Here $\mathbb{E}_{p(*)}$ is the expected value under the distribution $p(*)$. Thus the gradient of the likelihood function is composed of two parts. The first part is expected gradient of the energy function with respect to the conditional distribution $p(h|v)$. The second part is expected gradient of the energy function with respect to the joint distribution over all variable states. However, calculating these expectations is generally infeasible for any realistically-sized model, as it involves summing over a huge number of possible states/configurations.
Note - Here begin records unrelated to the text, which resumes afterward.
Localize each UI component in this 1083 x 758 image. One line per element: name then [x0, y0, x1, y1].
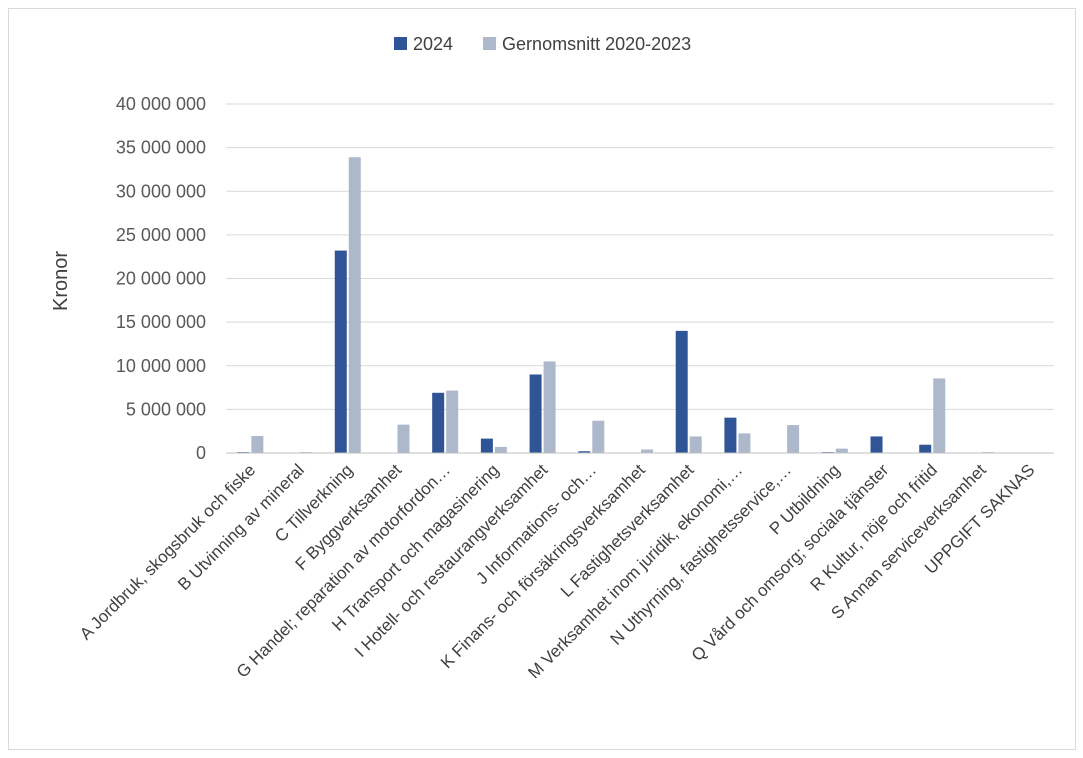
bar-series-2024 — [432, 392, 445, 453]
y-tick-label: 5 000 000 — [126, 399, 206, 419]
legend-label: Gernomsnitt 2020-2023 — [502, 34, 691, 54]
bar-series-average — [592, 420, 605, 453]
bar-series-average — [689, 436, 702, 453]
bar-chart: 2024 Gernomsnitt 2020-2023 0 5 000 000 10 0… — [50, 34, 1054, 682]
bar-series-2024 — [480, 438, 493, 453]
y-tick-label: 20 000 000 — [116, 269, 206, 289]
y-tick-label: 35 000 000 — [116, 138, 206, 158]
bar-series-average — [933, 378, 946, 453]
y-tick-label: 0 — [196, 443, 206, 463]
bar-series-2024 — [919, 444, 932, 453]
bar-series-2024 — [334, 250, 347, 453]
bar-series-average — [494, 446, 507, 453]
y-tick-label: 15 000 000 — [116, 312, 206, 332]
bar-series-average — [446, 390, 459, 453]
legend: 2024 Gernomsnitt 2020-2023 — [394, 34, 691, 54]
legend-swatch — [394, 37, 407, 50]
x-category-label: A Jordbruk, skogsbruk och fiske — [76, 460, 259, 643]
bar-series-2024 — [870, 436, 883, 453]
bar-series-average — [348, 157, 361, 453]
bar-series-average — [543, 361, 556, 453]
bar-series-average — [787, 425, 800, 453]
bar-series-2024 — [529, 374, 542, 453]
y-tick-label: 10 000 000 — [116, 356, 206, 376]
legend-label: 2024 — [413, 34, 453, 54]
bar-series-2024 — [675, 330, 688, 453]
y-tick-label: 40 000 000 — [116, 94, 206, 114]
bars — [237, 157, 994, 453]
bar-series-average — [738, 433, 751, 453]
bar-series-average — [251, 435, 264, 453]
bar-series-2024 — [724, 417, 737, 453]
chart-frame: 2024 Gernomsnitt 2020-2023 0 5 000 000 10 0… — [8, 8, 1076, 750]
bar-series-2024 — [578, 451, 591, 453]
y-tick-label: 30 000 000 — [116, 181, 206, 201]
y-tick-label: 25 000 000 — [116, 225, 206, 245]
y-axis-ticks: 0 5 000 000 10 000 000 15 000 000 20 000 000… — [116, 94, 206, 463]
y-axis-title: Kronor — [50, 251, 72, 311]
bar-series-average — [641, 449, 653, 453]
bar-series-average — [835, 448, 848, 453]
legend-swatch — [483, 37, 497, 50]
x-category-label: N Uthyrning, fastighetsservice,… — [606, 460, 794, 648]
bar-series-average — [397, 424, 410, 453]
gridlines — [226, 103, 1054, 410]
The general approach for solving this problem is to use Markov Chain Monte Carlo (MCMC) to approximate these sums:

$\Large{\begin{array}{rcl} \frac{\partial l(v;\theta)}{\partial \theta} &\approx& -\left \langle \frac{\partial E(v,h)}{\partial \theta} \right \rangle_{p(h_{\text{data}}|v_{\text{data}})} + \left \langle \frac{\partial E(v,h)}{\partial \theta} \right \rangle_{p(h_{\text{model}}|v_{\text{model}})} \\ \end{array}}.$

Here $\langle \rangle_{p(*)}$ is the sample average of samples drawn according to the process $p(*)$. The first term is calculated by taking the average value of the energy function gradient when the visible and hidden units are being driven by observed data samples. In practice, this first term is generally straightforward to calculate. Calculating the second term is generally more complicated and involves running a set of Markov chains until they reach the current model’s equilibrium distribution (i.e. via Gibbs sampling, Metropolis-Hastings, or the like), then taking the average energy function gradient based on those samples. See this post on MCMC methods for details. It turns out that there is a subclass of Boltzmann machines that, due to a restricted connectivity/energy function (specifically, the parameters $(A, B)=0$), allow for efficient MCMC by way of blocked Gibbs sampling. These models, known as restricted Boltzman machines have become an important component for unsupervised pretraining in the field of deep learning and will be the focus of a related post.